Les autorités ont même tenté d’interroger le fils de Xiao, alors en sixième année, et ont finalement envoyé une note par l’intermédiaire de son professeur lui demandant ce qu’il savait de la pratique.

Guérison

Les années traumatisantes ont laissé une marque sur son fils. Lorsque leur propriétaire new-yorkais est venu les aider à installer internet peu de temps après leur emménagement, la première réaction de son fils a été de cacher leurs livres de Falun Gong dans un tiroir pour que le propriétaire ne les voie pas.

Ce petit geste m’a « pincé le cœur », dit-elle. Elle a expliqué à son fils qu’ils sont « maintenant en Amérique » et qu’ils n’ont plus besoin de cacher les livres.

Comme beaucoup de nouveaux immigrants, Xiao jongle avec les petits boulots ; elle doit aussi prendre soin de son fils, mais elle trouve le temps de méditer et de faire prendre conscience de la persécution qui a lieu en ce moment, qui en est maintenant à sa 21e année.
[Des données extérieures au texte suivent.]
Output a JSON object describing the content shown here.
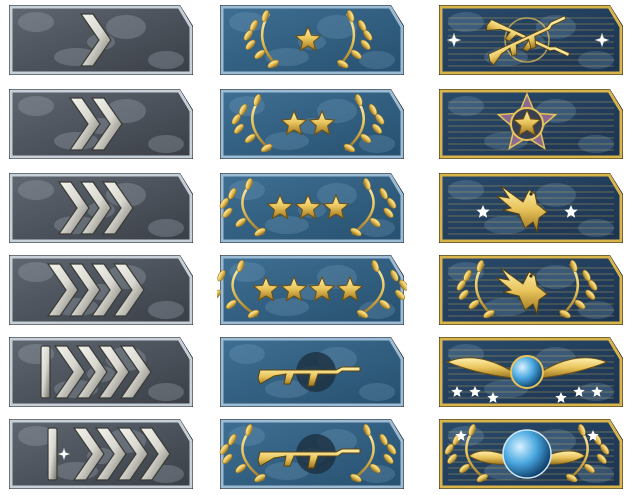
{
  "ranks": [
    {
      "column": "silver",
      "emblem": "chevrons",
      "chevrons": 1,
      "bar": false,
      "star": false
    },
    {
      "column": "silver",
      "emblem": "chevrons",
      "chevrons": 2,
      "bar": false,
      "star": false
    },
    {
      "column": "silver",
      "emblem": "chevrons",
      "chevrons": 3,
      "bar": false,
      "star": false
    },
    {
      "column": "silver",
      "emblem": "chevrons",
      "chevrons": 4,
      "bar": false,
      "star": false
    },
    {
      "column": "silver",
      "emblem": "chevrons",
      "chevrons": 4,
      "bar": true,
      "star": false
    },
    {
      "column": "silver",
      "emblem": "chevrons",
      "chevrons": 4,
      "bar": true,
      "star": true
    },
    {
      "column": "gold-nova",
      "emblem": "stars-wreath",
      "stars": 1
    },
    {
      "column": "gold-nova",
      "emblem": "stars-wreath",
      "stars": 2
    },
    {
      "column": "gold-nova",
      "emblem": "stars-wreath",
      "stars": 3
    },
    {
      "column": "gold-nova",
      "emblem": "stars-wreath",
      "stars": 4
    },
    {
      "column": "gold-nova",
      "emblem": "rifle"
    },
    {
      "column": "gold-nova",
      "emblem": "rifle-wreath"
    },
    {
      "column": "elite",
      "emblem": "crossed-rifles"
    },
    {
      "column": "elite",
      "emblem": "star-medal"
    },
    {
      "column": "elite",
      "emblem": "eagle"
    },
    {
      "column": "elite",
      "emblem": "eagle-wreath"
    },
    {
      "column": "elite",
      "emblem": "winged-globe-stars"
    },
    {
      "column": "elite",
      "emblem": "globe-wreath"
    }
  ],
  "colors": {
    "silver_plate": "#5f6670",
    "silver_plate_dark": "#3a3f47",
    "blue_plate": "#3e6f93",
    "blue_plate_dark": "#27506f",
    "elite_plate": "#2a4a6a",
    "border_silver": "#c9cfd6",
    "border_blue": "#9dbbd3",
    "border_gold": "#d9b44a",
    "gold": "#e8c35a",
    "gold_dark": "#9a7420",
    "chevron": "#d8d8d0",
    "chevron_dark": "#6e6e66",
    "globe": "#4aa8e0"
  }
}
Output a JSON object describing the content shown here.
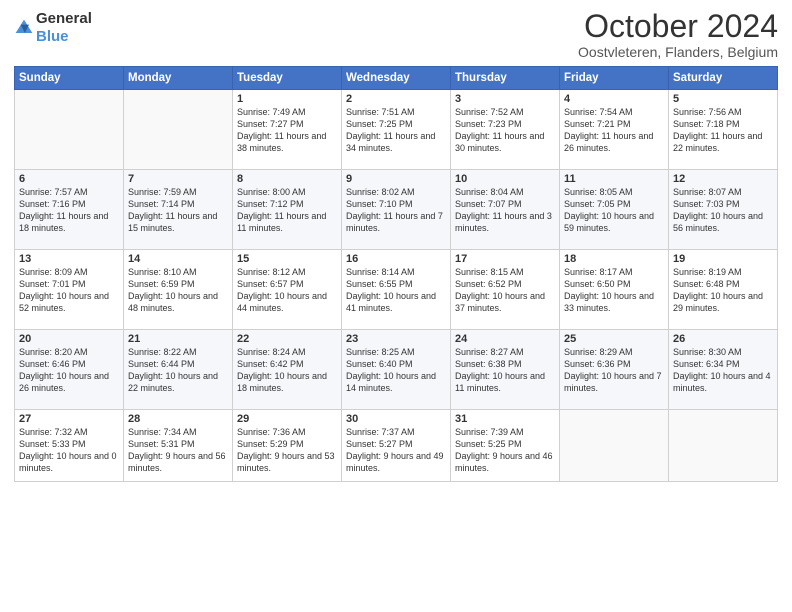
{
  "header": {
    "logo": {
      "text_general": "General",
      "text_blue": "Blue"
    },
    "title": "October 2024",
    "location": "Oostvleteren, Flanders, Belgium"
  },
  "weekdays": [
    "Sunday",
    "Monday",
    "Tuesday",
    "Wednesday",
    "Thursday",
    "Friday",
    "Saturday"
  ],
  "weeks": [
    [
      {
        "day": "",
        "sunrise": "",
        "sunset": "",
        "daylight": ""
      },
      {
        "day": "",
        "sunrise": "",
        "sunset": "",
        "daylight": ""
      },
      {
        "day": "1",
        "sunrise": "Sunrise: 7:49 AM",
        "sunset": "Sunset: 7:27 PM",
        "daylight": "Daylight: 11 hours and 38 minutes."
      },
      {
        "day": "2",
        "sunrise": "Sunrise: 7:51 AM",
        "sunset": "Sunset: 7:25 PM",
        "daylight": "Daylight: 11 hours and 34 minutes."
      },
      {
        "day": "3",
        "sunrise": "Sunrise: 7:52 AM",
        "sunset": "Sunset: 7:23 PM",
        "daylight": "Daylight: 11 hours and 30 minutes."
      },
      {
        "day": "4",
        "sunrise": "Sunrise: 7:54 AM",
        "sunset": "Sunset: 7:21 PM",
        "daylight": "Daylight: 11 hours and 26 minutes."
      },
      {
        "day": "5",
        "sunrise": "Sunrise: 7:56 AM",
        "sunset": "Sunset: 7:18 PM",
        "daylight": "Daylight: 11 hours and 22 minutes."
      }
    ],
    [
      {
        "day": "6",
        "sunrise": "Sunrise: 7:57 AM",
        "sunset": "Sunset: 7:16 PM",
        "daylight": "Daylight: 11 hours and 18 minutes."
      },
      {
        "day": "7",
        "sunrise": "Sunrise: 7:59 AM",
        "sunset": "Sunset: 7:14 PM",
        "daylight": "Daylight: 11 hours and 15 minutes."
      },
      {
        "day": "8",
        "sunrise": "Sunrise: 8:00 AM",
        "sunset": "Sunset: 7:12 PM",
        "daylight": "Daylight: 11 hours and 11 minutes."
      },
      {
        "day": "9",
        "sunrise": "Sunrise: 8:02 AM",
        "sunset": "Sunset: 7:10 PM",
        "daylight": "Daylight: 11 hours and 7 minutes."
      },
      {
        "day": "10",
        "sunrise": "Sunrise: 8:04 AM",
        "sunset": "Sunset: 7:07 PM",
        "daylight": "Daylight: 11 hours and 3 minutes."
      },
      {
        "day": "11",
        "sunrise": "Sunrise: 8:05 AM",
        "sunset": "Sunset: 7:05 PM",
        "daylight": "Daylight: 10 hours and 59 minutes."
      },
      {
        "day": "12",
        "sunrise": "Sunrise: 8:07 AM",
        "sunset": "Sunset: 7:03 PM",
        "daylight": "Daylight: 10 hours and 56 minutes."
      }
    ],
    [
      {
        "day": "13",
        "sunrise": "Sunrise: 8:09 AM",
        "sunset": "Sunset: 7:01 PM",
        "daylight": "Daylight: 10 hours and 52 minutes."
      },
      {
        "day": "14",
        "sunrise": "Sunrise: 8:10 AM",
        "sunset": "Sunset: 6:59 PM",
        "daylight": "Daylight: 10 hours and 48 minutes."
      },
      {
        "day": "15",
        "sunrise": "Sunrise: 8:12 AM",
        "sunset": "Sunset: 6:57 PM",
        "daylight": "Daylight: 10 hours and 44 minutes."
      },
      {
        "day": "16",
        "sunrise": "Sunrise: 8:14 AM",
        "sunset": "Sunset: 6:55 PM",
        "daylight": "Daylight: 10 hours and 41 minutes."
      },
      {
        "day": "17",
        "sunrise": "Sunrise: 8:15 AM",
        "sunset": "Sunset: 6:52 PM",
        "daylight": "Daylight: 10 hours and 37 minutes."
      },
      {
        "day": "18",
        "sunrise": "Sunrise: 8:17 AM",
        "sunset": "Sunset: 6:50 PM",
        "daylight": "Daylight: 10 hours and 33 minutes."
      },
      {
        "day": "19",
        "sunrise": "Sunrise: 8:19 AM",
        "sunset": "Sunset: 6:48 PM",
        "daylight": "Daylight: 10 hours and 29 minutes."
      }
    ],
    [
      {
        "day": "20",
        "sunrise": "Sunrise: 8:20 AM",
        "sunset": "Sunset: 6:46 PM",
        "daylight": "Daylight: 10 hours and 26 minutes."
      },
      {
        "day": "21",
        "sunrise": "Sunrise: 8:22 AM",
        "sunset": "Sunset: 6:44 PM",
        "daylight": "Daylight: 10 hours and 22 minutes."
      },
      {
        "day": "22",
        "sunrise": "Sunrise: 8:24 AM",
        "sunset": "Sunset: 6:42 PM",
        "daylight": "Daylight: 10 hours and 18 minutes."
      },
      {
        "day": "23",
        "sunrise": "Sunrise: 8:25 AM",
        "sunset": "Sunset: 6:40 PM",
        "daylight": "Daylight: 10 hours and 14 minutes."
      },
      {
        "day": "24",
        "sunrise": "Sunrise: 8:27 AM",
        "sunset": "Sunset: 6:38 PM",
        "daylight": "Daylight: 10 hours and 11 minutes."
      },
      {
        "day": "25",
        "sunrise": "Sunrise: 8:29 AM",
        "sunset": "Sunset: 6:36 PM",
        "daylight": "Daylight: 10 hours and 7 minutes."
      },
      {
        "day": "26",
        "sunrise": "Sunrise: 8:30 AM",
        "sunset": "Sunset: 6:34 PM",
        "daylight": "Daylight: 10 hours and 4 minutes."
      }
    ],
    [
      {
        "day": "27",
        "sunrise": "Sunrise: 7:32 AM",
        "sunset": "Sunset: 5:33 PM",
        "daylight": "Daylight: 10 hours and 0 minutes."
      },
      {
        "day": "28",
        "sunrise": "Sunrise: 7:34 AM",
        "sunset": "Sunset: 5:31 PM",
        "daylight": "Daylight: 9 hours and 56 minutes."
      },
      {
        "day": "29",
        "sunrise": "Sunrise: 7:36 AM",
        "sunset": "Sunset: 5:29 PM",
        "daylight": "Daylight: 9 hours and 53 minutes."
      },
      {
        "day": "30",
        "sunrise": "Sunrise: 7:37 AM",
        "sunset": "Sunset: 5:27 PM",
        "daylight": "Daylight: 9 hours and 49 minutes."
      },
      {
        "day": "31",
        "sunrise": "Sunrise: 7:39 AM",
        "sunset": "Sunset: 5:25 PM",
        "daylight": "Daylight: 9 hours and 46 minutes."
      },
      {
        "day": "",
        "sunrise": "",
        "sunset": "",
        "daylight": ""
      },
      {
        "day": "",
        "sunrise": "",
        "sunset": "",
        "daylight": ""
      }
    ]
  ]
}
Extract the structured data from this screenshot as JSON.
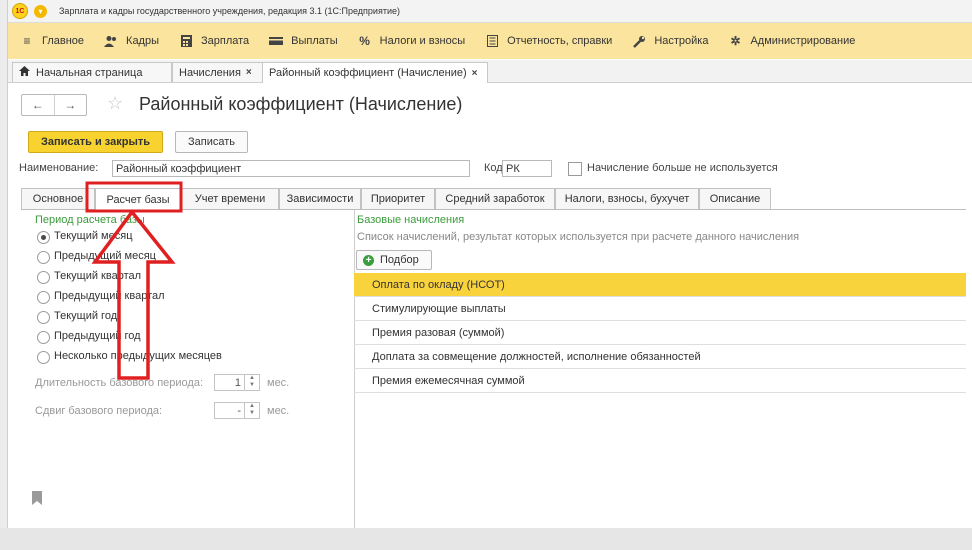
{
  "app": {
    "title": "Зарплата и кадры государственного учреждения, редакция 3.1  (1С:Предприятие)",
    "logo_text": "1С"
  },
  "main_menu": [
    {
      "label": "Главное",
      "icon": "hamburger-icon"
    },
    {
      "label": "Кадры",
      "icon": "people-icon"
    },
    {
      "label": "Зарплата",
      "icon": "calculator-icon"
    },
    {
      "label": "Выплаты",
      "icon": "wallet-icon"
    },
    {
      "label": "Налоги и взносы",
      "icon": "percent-icon"
    },
    {
      "label": "Отчетность, справки",
      "icon": "report-icon"
    },
    {
      "label": "Настройка",
      "icon": "wrench-icon"
    },
    {
      "label": "Администрирование",
      "icon": "gear-icon"
    }
  ],
  "open_tabs": [
    {
      "label": "Начальная страница",
      "icon": "home-icon"
    },
    {
      "label": "Начисления"
    },
    {
      "label": "Районный коэффициент (Начисление)"
    }
  ],
  "form": {
    "title": "Районный коэффициент (Начисление)",
    "save_close_label": "Записать и закрыть",
    "save_label": "Записать",
    "name_label": "Наименование:",
    "name_value": "Районный коэффициент",
    "code_label": "Код:",
    "code_value": "РК",
    "unused_label": "Начисление больше не используется"
  },
  "form_tabs": [
    {
      "label": "Основное"
    },
    {
      "label": "Расчет базы"
    },
    {
      "label": "Учет времени"
    },
    {
      "label": "Зависимости"
    },
    {
      "label": "Приоритет"
    },
    {
      "label": "Средний заработок"
    },
    {
      "label": "Налоги, взносы, бухучет"
    },
    {
      "label": "Описание"
    }
  ],
  "active_tab": "Расчет базы",
  "period": {
    "header": "Период расчета базы",
    "options": [
      "Текущий месяц",
      "Предыдущий месяц",
      "Текущий квартал",
      "Предыдущий квартал",
      "Текущий год",
      "Предыдущий год",
      "Несколько предыдущих месяцев"
    ],
    "selected": "Текущий месяц",
    "duration_label": "Длительность базового периода:",
    "duration_value": "1",
    "duration_unit": "мес.",
    "shift_label": "Сдвиг базового периода:",
    "shift_value": "-",
    "shift_unit": "мес."
  },
  "base": {
    "header": "Базовые начисления",
    "description": "Список начислений, результат которых используется при расчете данного начисления",
    "pick_label": "Подбор",
    "rows": [
      "Оплата по окладу (НСОТ)",
      "Стимулирующие выплаты",
      "Премия разовая (суммой)",
      "Доплата за совмещение должностей, исполнение обязанностей",
      "Премия ежемесячная суммой"
    ],
    "selected_row": "Оплата по окладу (НСОТ)"
  },
  "colors": {
    "accent_yellow": "#f8d330",
    "menu_bg": "#fbe59e",
    "annotation_red": "#e02020",
    "header_green": "#3b9a3b"
  }
}
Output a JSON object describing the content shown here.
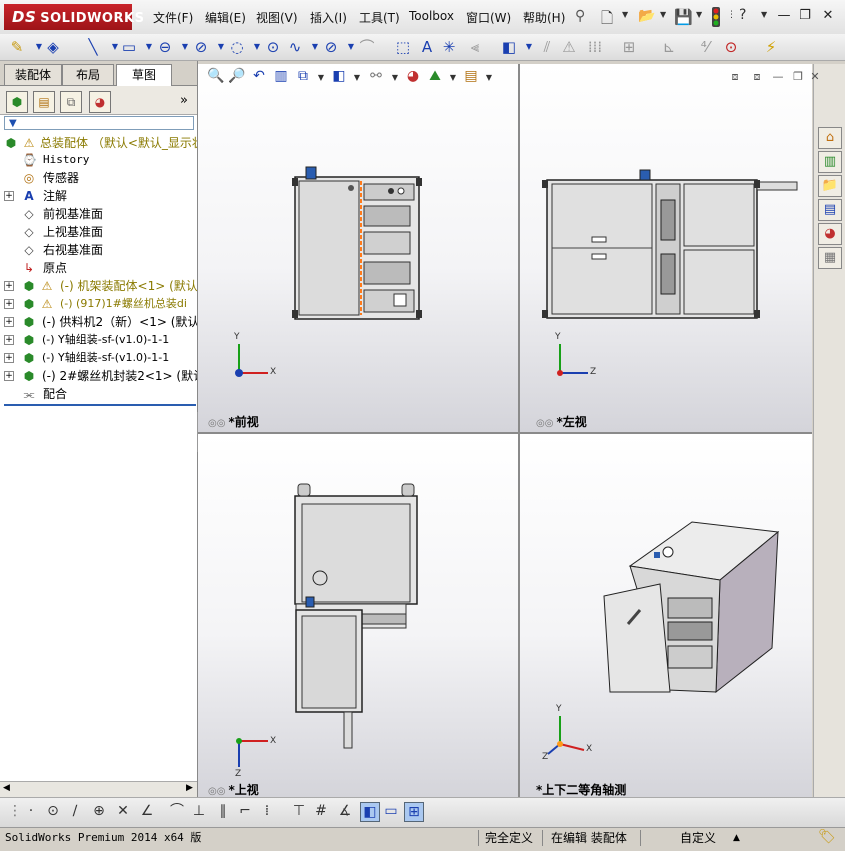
{
  "app": {
    "brand": "SOLIDWORKS",
    "brand_prefix": "DS"
  },
  "menu": {
    "items": [
      "文件(F)",
      "编辑(E)",
      "视图(V)",
      "插入(I)",
      "工具(T)",
      "Toolbox",
      "窗口(W)",
      "帮助(H)"
    ]
  },
  "panel": {
    "tabs": [
      "装配体",
      "布局",
      "草图"
    ],
    "active_tab": "草图",
    "expand_glyph": "»",
    "filter_glyph": "▼",
    "tree": [
      {
        "label": "总装配体  （默认<默认_显示状",
        "icon": "assembly-warning-icon",
        "color": "#8a7a00"
      },
      {
        "label": "History",
        "icon": "history-icon"
      },
      {
        "label": "传感器",
        "icon": "sensor-icon"
      },
      {
        "label": "注解",
        "icon": "annotation-icon"
      },
      {
        "label": "前视基准面",
        "icon": "plane-icon"
      },
      {
        "label": "上视基准面",
        "icon": "plane-icon"
      },
      {
        "label": "右视基准面",
        "icon": "plane-icon"
      },
      {
        "label": "原点",
        "icon": "origin-icon"
      },
      {
        "label": "(-) 机架装配体<1> (默认",
        "icon": "subassembly-warning-icon",
        "color": "#8a7a00"
      },
      {
        "label": "(-) (917)1#螺丝机总装di",
        "icon": "subassembly-warning-icon",
        "color": "#8a7a00"
      },
      {
        "label": "(-) 供料机2（新）<1> (默认",
        "icon": "subassembly-icon"
      },
      {
        "label": "(-) Y轴组装-sf-(v1.0)-1-1",
        "icon": "subassembly-icon"
      },
      {
        "label": "(-) Y轴组装-sf-(v1.0)-1-1",
        "icon": "subassembly-icon"
      },
      {
        "label": "(-) 2#螺丝机封装2<1> (默认",
        "icon": "subassembly-icon"
      },
      {
        "label": "配合",
        "icon": "mates-icon"
      }
    ]
  },
  "viewports": {
    "front": {
      "label": "*前视",
      "axis_x": "X",
      "axis_y": "Y"
    },
    "left": {
      "label": "*左视",
      "axis_x": "Z",
      "axis_y": "Y"
    },
    "top": {
      "label": "*上视",
      "axis_x": "X",
      "axis_y": "Z"
    },
    "iso": {
      "label": "*上下二等角轴测",
      "axis_x": "X",
      "axis_y": "Y",
      "axis_z": "Z"
    }
  },
  "status": {
    "product": "SolidWorks Premium 2014 x64 版",
    "definition": "完全定义",
    "mode": "在编辑 装配体",
    "units": "自定义"
  }
}
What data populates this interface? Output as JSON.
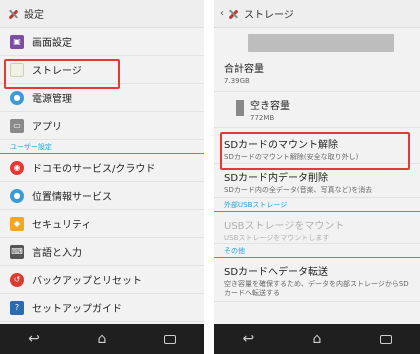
{
  "left": {
    "title": "設定",
    "items": [
      {
        "label": "画面設定",
        "icon": "display-icon",
        "color": "#7b4ea3"
      },
      {
        "label": "ストレージ",
        "icon": "storage-icon",
        "color": "#f1f1e4"
      },
      {
        "label": "電源管理",
        "icon": "battery-icon",
        "color": "#3a9bd5"
      },
      {
        "label": "アプリ",
        "icon": "apps-icon",
        "color": "#8a8a8a"
      }
    ],
    "section": "ユーザー設定",
    "items2": [
      {
        "label": "ドコモのサービス/クラウド",
        "icon": "docomo-icon",
        "color": "#e53935"
      },
      {
        "label": "位置情報サービス",
        "icon": "location-icon",
        "color": "#3a9bd5"
      },
      {
        "label": "セキュリティ",
        "icon": "lock-icon",
        "color": "#f5a623"
      },
      {
        "label": "言語と入力",
        "icon": "keyboard-icon",
        "color": "#555555"
      },
      {
        "label": "バックアップとリセット",
        "icon": "backup-icon",
        "color": "#d83b2f"
      },
      {
        "label": "セットアップガイド",
        "icon": "guide-icon",
        "color": "#2b6cb0"
      }
    ]
  },
  "right": {
    "title": "ストレージ",
    "total_label": "合計容量",
    "total_value": "7.39GB",
    "free_label": "空き容量",
    "free_value": "772MB",
    "unmount_label": "SDカードのマウント解除",
    "unmount_desc": "SDカードのマウント解除(安全な取り外し)",
    "erase_label": "SDカード内データ削除",
    "erase_desc": "SDカード内の全データ(音楽、写真など)を消去",
    "section_usb": "外部USBストレージ",
    "usb_mount_label": "USBストレージをマウント",
    "usb_mount_desc": "USBストレージをマウントします",
    "section_other": "その他",
    "transfer_label": "SDカードへデータ転送",
    "transfer_desc": "空き容量を確保するため、データを内部ストレージからSDカードへ転送する"
  },
  "nav": {
    "back_icon": "back-icon",
    "home_icon": "home-icon",
    "recent_icon": "recent-apps-icon"
  }
}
Le travail quotidien n’est rien comparé aux « extrêmes » qu’elle a vécus en Chine, dit-elle.

Une pratiquante de la ville natale de Xiao, qui a le même âge qu’elle, a récemment été condamnée à une nouvelle peine de 9 ans et demi de prison après avoir passé neuf ans en prison. « Combien de ‘neuf ans’ y a-t-il dans la vie d’une personne ? » a déclaré Xiao.

Xiao Ping, pratiquante de Falun Gong, au Kissena Corridor Park à Flushing, New York, le 26 septembre 2020. (Linda Lin/The Epoch Times)

Avant le festival de la mi-automne, Xiao s’est jointe à des centaines de pratiquants de Falun Gong à New York pour envoyer des vœux de fête au fondateur du Falun Gong, M. Li Hongzhi.

Le changement d’environnement a permis à Xiao de se sentir plus légère, et « même respirer semble plus facile », a-t-elle déclaré. Elle a évoqué un événement à Times Square en septembre 2019, lorsqu’une centaine de pratiquants se sont réunis pour une séance de méditation assise.

C’était la première fois depuis des années qu’elle était capable de se détendre complètement et d’oublier complètement où elle était, a-t-elle dit.

« Savez-vous à quel point les environs étaient bruyants ? » dit Xiao, notant le « bruit » des haut-parleurs pendant que les gens chantaient et dansaient. Mais après 30 minutes, tout ce qu’elle a entendu était la musique de méditation sereine, comme si elle avait été transportée dans un monde différent.